Naïve T cell activation requires not only antigen recognition through the TCR but also a co-stimulatory signal, mainly provided by CD28. Here, using a T cell–specific conditional knockout (cKO) model, we identify the microtubule-affinity kinase 2 (MARK2) as a key intracellular checkpoint that limits CD28-mediated co-stimulation. In vivo, MARK2 deficiency promotes the development of central memory T cells, enhances basal glycolysis activity in naïve CD8 T cells, and leads to the development of systemic autoimmunity in aged mice.
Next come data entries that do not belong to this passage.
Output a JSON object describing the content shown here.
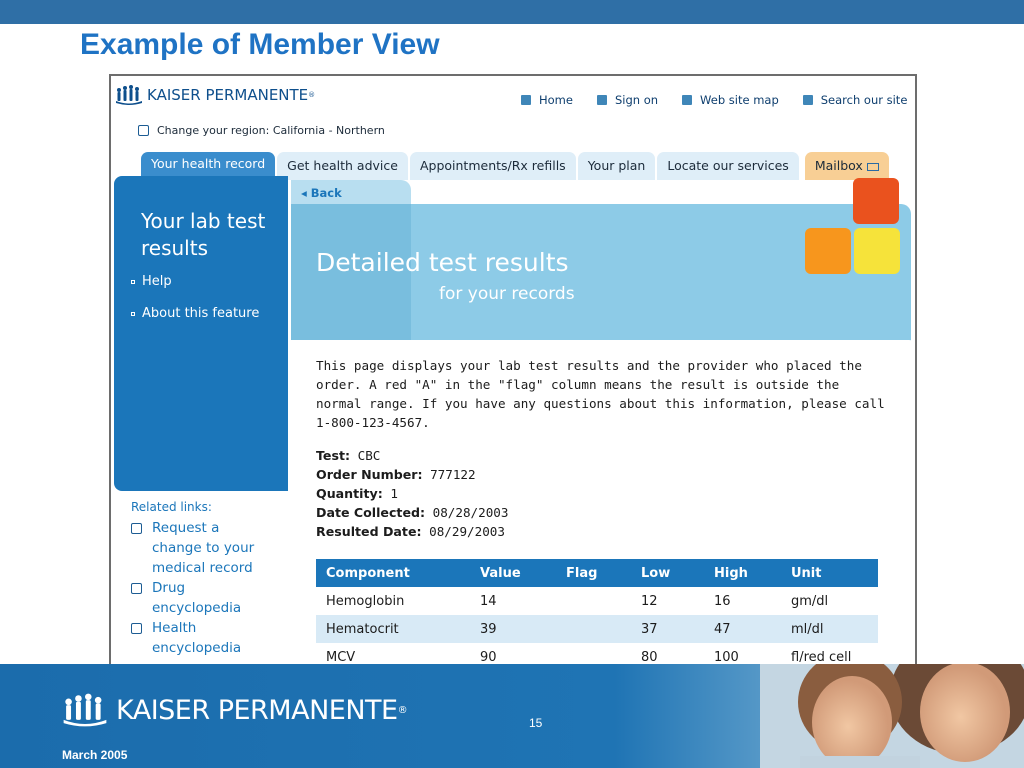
{
  "slide": {
    "title": "Example of Member View",
    "page_number": "15",
    "date": "March 2005",
    "brand": "KAISER PERMANENTE"
  },
  "site": {
    "logo_text": "KAISER PERMANENTE",
    "top_nav": [
      {
        "label": "Home"
      },
      {
        "label": "Sign on"
      },
      {
        "label": "Web site map"
      },
      {
        "label": "Search our site"
      }
    ],
    "region_label": "Change your region: California - Northern",
    "tabs": [
      {
        "label": "Your health record",
        "active": true
      },
      {
        "label": "Get health advice"
      },
      {
        "label": "Appointments/Rx refills"
      },
      {
        "label": "Your plan"
      },
      {
        "label": "Locate our services"
      },
      {
        "label": "Mailbox"
      }
    ],
    "back_label": "◂ Back",
    "sidebar": {
      "title": "Your lab test results",
      "links": [
        {
          "label": "Help"
        },
        {
          "label": "About this feature"
        }
      ]
    },
    "related": {
      "title": "Related links:",
      "items": [
        {
          "label": "Request a change to your medical record"
        },
        {
          "label": "Drug encyclopedia"
        },
        {
          "label": "Health encyclopedia"
        }
      ]
    },
    "header": {
      "title": "Detailed test results",
      "subtitle": "for your records"
    },
    "intro": "This page displays your lab test results and the provider who placed the order. A red \"A\" in the \"flag\" column means the result is outside the normal range. If you have any questions about this information, please call 1-800-123-4567.",
    "details": [
      {
        "label": "Test:",
        "value": "CBC"
      },
      {
        "label": "Order Number:",
        "value": "777122"
      },
      {
        "label": "Quantity:",
        "value": "1"
      },
      {
        "label": "Date Collected:",
        "value": "08/28/2003"
      },
      {
        "label": "Resulted Date:",
        "value": "08/29/2003"
      }
    ],
    "table": {
      "headers": [
        "Component",
        "Value",
        "Flag",
        "Low",
        "High",
        "Unit"
      ],
      "rows": [
        [
          "Hemoglobin",
          "14",
          "",
          "12",
          "16",
          "gm/dl"
        ],
        [
          "Hematocrit",
          "39",
          "",
          "37",
          "47",
          "ml/dl"
        ],
        [
          "MCV",
          "90",
          "",
          "80",
          "100",
          "fl/red cell"
        ]
      ]
    }
  }
}
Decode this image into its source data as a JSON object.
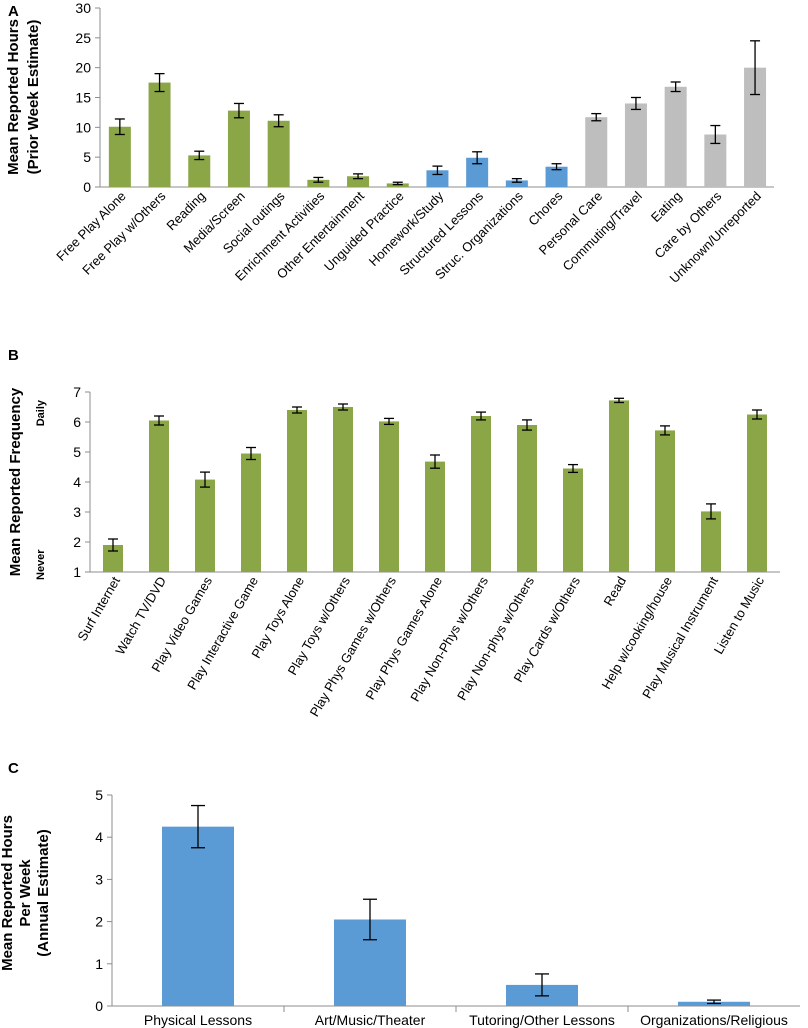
{
  "colors": {
    "green": "#8BA647",
    "blue": "#5B9BD5",
    "grey": "#BEBEBE",
    "axis": "#8C8C8C",
    "error": "#000000"
  },
  "chart_data": [
    {
      "panel": "A",
      "type": "bar",
      "ylabel_lines": [
        "Mean Reported Hours",
        "(Prior Week Estimate)"
      ],
      "ylim": [
        0,
        30
      ],
      "yticks": [
        0,
        5,
        10,
        15,
        20,
        25,
        30
      ],
      "categories": [
        "Free Play Alone",
        "Free Play w/Others",
        "Reading",
        "Media/Screen",
        "Social outings",
        "Enrichment Activities",
        "Other Entertainment",
        "Unguided Practice",
        "Homework/Study",
        "Structured Lessons",
        "Struc. Organizations",
        "Chores",
        "Personal Care",
        "Commuting/Travel",
        "Eating",
        "Care by Others",
        "Unknown/Unreported"
      ],
      "values": [
        10.1,
        17.5,
        5.3,
        12.8,
        11.1,
        1.2,
        1.8,
        0.6,
        2.8,
        4.9,
        1.1,
        3.4,
        11.7,
        14.0,
        16.8,
        8.8,
        20.0
      ],
      "errors": [
        1.3,
        1.5,
        0.7,
        1.2,
        1.0,
        0.4,
        0.4,
        0.2,
        0.7,
        1.0,
        0.3,
        0.5,
        0.6,
        1.0,
        0.8,
        1.5,
        4.5
      ],
      "color_keys": [
        "green",
        "green",
        "green",
        "green",
        "green",
        "green",
        "green",
        "green",
        "blue",
        "blue",
        "blue",
        "blue",
        "grey",
        "grey",
        "grey",
        "grey",
        "grey"
      ]
    },
    {
      "panel": "B",
      "type": "bar",
      "ylabel_lines": [
        "Mean Reported Frequency"
      ],
      "ylabel_top": "Daily",
      "ylabel_bottom": "Never",
      "ylim": [
        1,
        7
      ],
      "yticks": [
        1,
        2,
        3,
        4,
        5,
        6,
        7
      ],
      "categories": [
        "Surf Internet",
        "Watch TV/DVD",
        "Play Video Games",
        "Play Interactive Game",
        "Play Toys Alone",
        "Play Toys w/Others",
        "Play Phys Games w/Others",
        "Play Phys Games Alone",
        "Play Non-Phys w/Others",
        "Play Non-phys w/Others",
        "Play Cards w/Others",
        "Read",
        "Help w/cooking/house",
        "Play Musical Instrument",
        "Listen to Music"
      ],
      "values": [
        1.9,
        6.05,
        4.08,
        4.95,
        6.4,
        6.5,
        6.02,
        4.68,
        6.2,
        5.9,
        4.45,
        6.72,
        5.72,
        3.02,
        6.25
      ],
      "errors": [
        0.2,
        0.15,
        0.25,
        0.2,
        0.1,
        0.1,
        0.1,
        0.22,
        0.13,
        0.17,
        0.13,
        0.07,
        0.15,
        0.25,
        0.15
      ],
      "color_keys": [
        "green",
        "green",
        "green",
        "green",
        "green",
        "green",
        "green",
        "green",
        "green",
        "green",
        "green",
        "green",
        "green",
        "green",
        "green"
      ]
    },
    {
      "panel": "C",
      "type": "bar",
      "ylabel_lines": [
        "Mean Reported Hours",
        "Per Week",
        "(Annual Estimate)"
      ],
      "ylim": [
        0,
        5
      ],
      "yticks": [
        0,
        1,
        2,
        3,
        4,
        5
      ],
      "categories": [
        "Physical Lessons",
        "Art/Music/Theater",
        "Tutoring/Other Lessons",
        "Organizations/Religious"
      ],
      "values": [
        4.25,
        2.05,
        0.5,
        0.1
      ],
      "errors": [
        0.5,
        0.48,
        0.26,
        0.04
      ],
      "color_keys": [
        "blue",
        "blue",
        "blue",
        "blue"
      ]
    }
  ]
}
In MARK2-deficient CD8 T cells, TCR engagement alone drives sustained proliferation, cytokine production, and glycolysis, processes that normally require CD28 co-stimulation. Single-cell transcriptomic analysis reveals that MARK2 regulates the expression of genes involved in CD28 signaling and metabolic switch. We show that MARK2 restrains the PI3K–AKT–mTORC1 pathway by limiting CD28-driven transcriptional and metabolic programs. Mechanistically, we demonstrate that MARK2 phosphorylates CREB regulated transcription coactivator 2 (CRTC2) and suppresses CREB-mediated transcription and mTOR activation, whereas CD28 engagement lifts this inhibition. Together, our results redefine the role of CD28 that not only amplifies TCR signaling but also relieves a MARK2-dependent inhibitory signal. This work provides new insights into T cell activation, metabolism and immune tolerance with potential implications for immunotherapeutic strategies in cancer and autoimmunity.